[단편소설]
작품설명
Disappearance is treated not as an ending, but as a structural condition.
This work examines what remains when space, body, and form no longer hold.
Set in a small room within a Buddhist temple, the narrative follows a speaker who, after her mother’s death, begins to reconsider existence through points, lines, color, and frame. Death is not approached as an event, but as a condition that alters perception and spatial relation.
The text minimizes psychological exposition and character development, focusing instead on the gradual destabilization of the body as a reliable subject. A figure that appears repeatedly at night is not presented as a ghost or a memory, but as a sign of formal disintegration. As mass dissolves into line, and line into point, the narrative relinquishes volume and coherence.
Rather than offering resolution or emotional catharsis, the work investigates what remains when spatial occupation collapses. By foregrounding structure over sentiment, the text proposes a mode of contemporary experimental fiction in which disappearance functions not as conclusion, but as a method of inquiry.
본문 일부
My mother’s funeral, for a woman who had not lived even a full hundred years, ended with startling simplicity. There was no wailing, no companion for the road beyond, not even a proper set of burial clothes. Soon after, I too left, following her, and everyone who had known me spoke with one voice, saying that I had died. I laughed as I looked at their serious faces. They were so utterly certain that they seemed unreal, like a delusion in broad daylight. They lived believing that the space they occupied was unmistakably real, that their lives were organisms with just cause, living and moving each day. Yet in less than two centuries, they too would die, realizing that the space they had inhabited had been nothing more than a dream.

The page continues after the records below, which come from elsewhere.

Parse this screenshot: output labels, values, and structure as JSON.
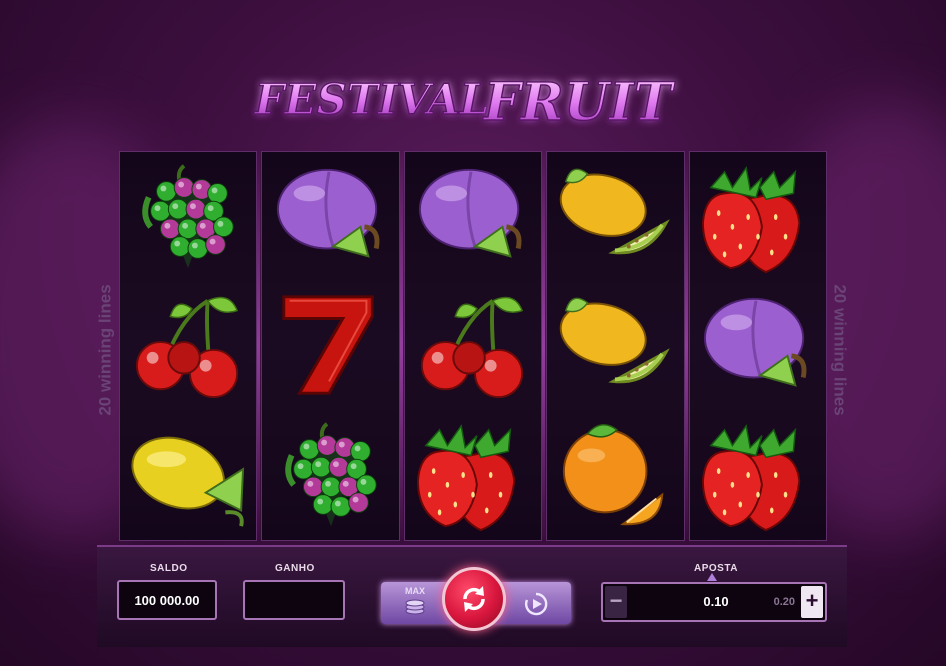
{
  "game": {
    "title_line1": "FESTIVAL",
    "title_line2": "FRUIT",
    "side_label_left": "20 winning lines",
    "side_label_right": "20 winning lines"
  },
  "reels": [
    [
      "grapes",
      "cherries",
      "lemon"
    ],
    [
      "plum",
      "seven",
      "grapes"
    ],
    [
      "plum",
      "cherries",
      "strawberry"
    ],
    [
      "melon",
      "melon",
      "orange"
    ],
    [
      "strawberry",
      "plum",
      "strawberry"
    ]
  ],
  "panel": {
    "saldo_label": "SALDO",
    "saldo_value": "100 000.00",
    "ganho_label": "GANHO",
    "ganho_value": "",
    "max_label": "MAX",
    "aposta_label": "APOSTA",
    "aposta_value": "0.10",
    "aposta_next": "0.20",
    "minus_label": "−",
    "plus_label": "+"
  },
  "colors": {
    "background": "#3d0f3f",
    "accent": "#c35ad4",
    "spin": "#d8163d"
  },
  "icons": {
    "spin": "refresh-icon",
    "autoplay": "play-circle-icon",
    "max": "coin-stack-icon"
  }
}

When I switched on the light and stepped into the small eastern cell of Sumisa, strange colors caught my eye. I stopped with one foot still over the threshold. Red, yellow, and blue were not unusual colors in themselves. The primary hues blazed everywhere—in the painted beams of the main sanctuary, in the Buddhist painting and hanging scrolls—so there was nothing inherently strange about them. What was unmistakably unsettling was that the familiar lattice of the cell’s door had changed, both in its arrangement and its colors, just as my mother—once an art dealer—had abruptly withdrawn from life. My mother had died two weeks earlier.
Of the forty-three panes of the lattice, only four had been colored. Having known every corner of Sumisa through more than three hundred years of coming and going, I noticed the change at once. The four panes looked as though colored paper had been cut out and pasted on; their texture was utterly unlike that of hanji. It was clearly someone’s mischief. Because the temple had bought nearby houses and used them as lodgings for pilgrims, anyone could come and go freely. A yellow rectangle in the upper left. A red square in the lower right, with a red rectangle aligned directly beneath it. And a blue bar in the lower left. Even if it was only a trivial intrusion, it excited me, and for a moment I could forget my mother’s death. My mother was dead.